Une triple enquête - médicale, administrative et judiciaire - est menée pour éclaircir les circonstances du décès à Paris d'un bébé in-utero, imputé par les parents à la saturation de la maternité où l'accouchement devait avoir lieu. Le parquet de Paris a ouvert une enquête préliminaire et la ministre de la Santé, Marisol Touraine, a de son côté appelé à « une enquête exceptionnelle », administrative et médicale, pour « faire toute la lumière » sur cette affaire, assurant qu'elle « veillerait » à ce que les parents puissent connaître la vérité.
Le père et la mère de l'enfant, décédé vendredi dernier, envisagent de porter plainte contre la maternité. Selon le récit du père, rapporté par Le Parisien, son épouse et lui-même s'étaient présentés jeudi dernier à la maternité, dans le XVe arrondissement de Paris, en vue d'un rendez-vous programmé pour déclencher l'accouchement. Le personnel leur a alors expliqué ne pouvoir les prendre en charge faute de chambre disponible. Le couple est dirigé plusieurs heures plus tard, sur son insistance, vers les urgences de la maternité pour un examen. « Une sage-femme débordée qui courait de box en box est venue vers nous pour nous dire de rentrer chez nous. Pour elle, il n'y avait pas d'urgence », raconte le père, qui est pompier. Le bébé décèdera le lendemain. Son corps devrait être autopsié.

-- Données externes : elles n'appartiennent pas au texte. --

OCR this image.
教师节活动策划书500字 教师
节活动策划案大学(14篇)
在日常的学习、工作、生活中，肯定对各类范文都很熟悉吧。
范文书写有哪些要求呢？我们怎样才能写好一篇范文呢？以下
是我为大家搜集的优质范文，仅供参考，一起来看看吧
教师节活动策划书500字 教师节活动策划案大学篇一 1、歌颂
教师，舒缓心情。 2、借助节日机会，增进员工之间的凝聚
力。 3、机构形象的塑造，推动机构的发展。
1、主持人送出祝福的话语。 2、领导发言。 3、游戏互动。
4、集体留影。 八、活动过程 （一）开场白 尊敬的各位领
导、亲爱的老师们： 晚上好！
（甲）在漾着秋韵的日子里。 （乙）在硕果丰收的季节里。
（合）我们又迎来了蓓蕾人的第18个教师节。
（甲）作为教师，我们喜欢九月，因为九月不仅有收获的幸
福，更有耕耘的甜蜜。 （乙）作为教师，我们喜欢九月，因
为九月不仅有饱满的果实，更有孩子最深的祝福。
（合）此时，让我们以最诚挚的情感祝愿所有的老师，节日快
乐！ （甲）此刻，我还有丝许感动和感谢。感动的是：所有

« Il y a toujours de la place »

« La sécurité pour les mamans et leurs bébés dans les maternités est pour moi une exigence absolue », souligne Marisol Touraine, disant faire « toute confiance à la direction générale de l'AP-HP et à sa commission médicale » pour mener à bien l'enquête.
Patrick Houssel, directeur des hôpitaux universitaires du groupe Paris Centre à l'Assistance publique-Hôpitaux de Paris, dont dépend Port-Royal, a affirmé sur France Info que des lits étaient disponibles jeudi dernier à la maternité.« Il y a toujours, toujours de la place », a-t-il déclaré. « Nous pensons qu'il y avait dans cet établissement de Port-Royal des lits et c'est ce que nous sommes en train de vérifier ». « Nous voulons savoir ce qui a amené le service d'obstétrique à renvoyer cette femme à son domicile », a-t-il poursuivi. Patrick Houssel a indiqué que l'Assistance publique et le groupe hospitalier Cochin-Port-Royal avaient mis en place le jour même un groupe de travail « pour déclencher une enquête interne ». « Il y avait les effectifs normalement requis par le tableau de service, c'est-à-dire une sage-femme, une infirmière, une aide soignante, deux internes. Nous allons vérifier que ces personnes étaient bien à leur poste », a-t-il dit.
Dominique Cabrol, patron de la maternité de Port-Royal, déclare dans Le Parisien que ses équipes sont « choquées » par ce décès. « Quand nous avons examiné la patiente jeudi, au monitoring, le rythme était normal. Rien ne laissait présager qu'il y avait un risque », dit-il. Il concède que son service était ce jour-là « en saturation totale ». « On peut penser que si la jeune femme avait accouché comme prévu, le bébé serait vivant ».

« Un évènement terrible »

Pour Patrick Houssel directeur du groupe hospitalier dont dépend l'hôpital Port-Royal, il est difficile d’évacuer la responsabilité de l’établissement. « Nous ne pouvons pas dire autre chose. Il y a eu des disfonctionnements. C’est ce qui nous interpelle. Pourquoi cette femme a-t-elle été renvoyée chez elle ? Pourquoi n’a-t-elle pas été transférée dans une autre maternité. Nous voulons vérifier qu’il n’y avait pas de lit disponible à Port-Royal qui en dispose de 145. Nous voulons vraiment nous assurer qu’il n’y avait aucun lit pour cette femme. L’enchainement des circonstances rend cet évènement terrible ».

« On ne peut pas gérer un hôpital comme une entreprise »

« Ce n’est pas le premier accident depuis que cette maternité est ouverte », constate Christophe Prudhomme, porte-parole de l'Association des médecins urgentistes (AMUF) et médecin au Samu de Seine-Saint-Denis. Pour lui, ce dysfonctionnement était prévisible : « Il y a quelques mois une femme avait accouché seule dans son box, tout le personnel étant occupé ailleurs, et le bébé était tombé par terre. Heureusement cela s’était bien terminé et le bébé n’avait pas eu de traumatisme. Là, le dysfonctionnement était prévisible. On ne peut pas gérer un hôpital comme une entreprise. Un hôpital, comme Cochin – Port-Royal, une maternité qui fait 5 000 accouchement et où il est prévu de passer à 7 000, c’est ingérable et il y aura des accidents ».